人は何かしらの角(判断力、規範、自分で決めたこと等)を持たないと前に進めません。目を瞑って広々としたところを何の指標もなく歩く場合でも、足を前に進めている、右足を出している、身体は真っ直ぐである、足は直線上を歩いている右に曲がってる等々、何らかの角・指標の類が自分を裁量しています。

そこで角杙における現象となった角の現れは色々ですが、それらの現象の元となる原理を探すと、全ての場面で共通していることは角の判断力、規範なるものは過去から得られているものを立てて、今現在の指標としていることです。その角、触覚の先端に杙を立てます。

では杙とはなにかといえば、杙のあるところまでが自分の領域ということです。

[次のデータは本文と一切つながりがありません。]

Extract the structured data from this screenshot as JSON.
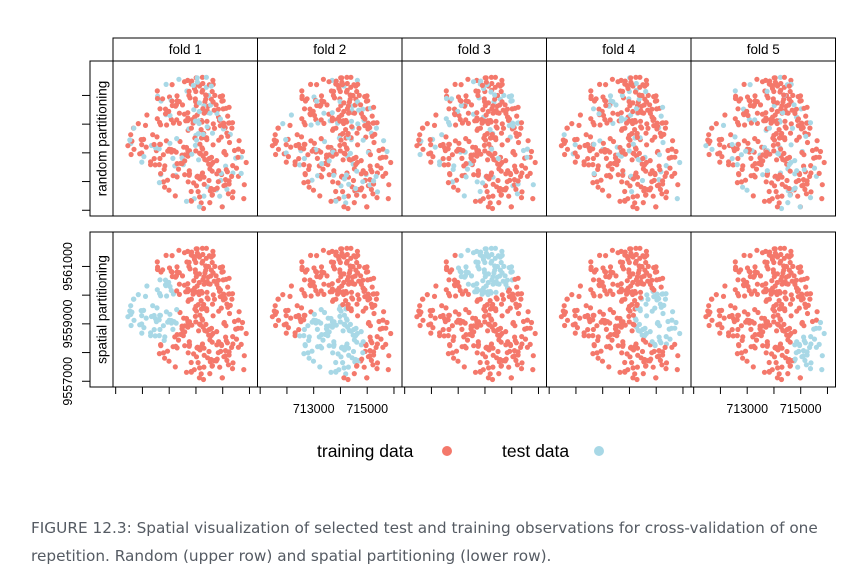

三メートル先に杙を打てばそこまでが、三十光年の星を探しているならそこまでが、三千億兆光年という疑問を持てばそこまでが自分の打ち込んだ杙、自己の領域です。活躍の範囲、思いの限りです。宇宙の果てまでと言いますが、その人の知っている手持ちの宇宙の果てまでということで、他の人とは違うし、時がくれば伸びたり縮んだりしていくものです。イザナギはそういった働きの過去今未来の各人が持つ可能性の総体を代表しています。

ということは天津神達はイザナギの働きを見つけ過去今未来のイザナギという杙を打ち付けたのです。このイザナギという杙は後に、腹減ったとなれば欲望の杙になり、ここが分からないと疑問を出せば知識の杙となっていくものです。しかし今は働きをもったイザナギを得たというだけです。

働きを持つものを見つけてもそれがあらわれる実体が必要ですから、その次にイザナミ(ミ)が来ることになります。ミのミコトは伊耶那美の神の実体をあらわす働き側になります。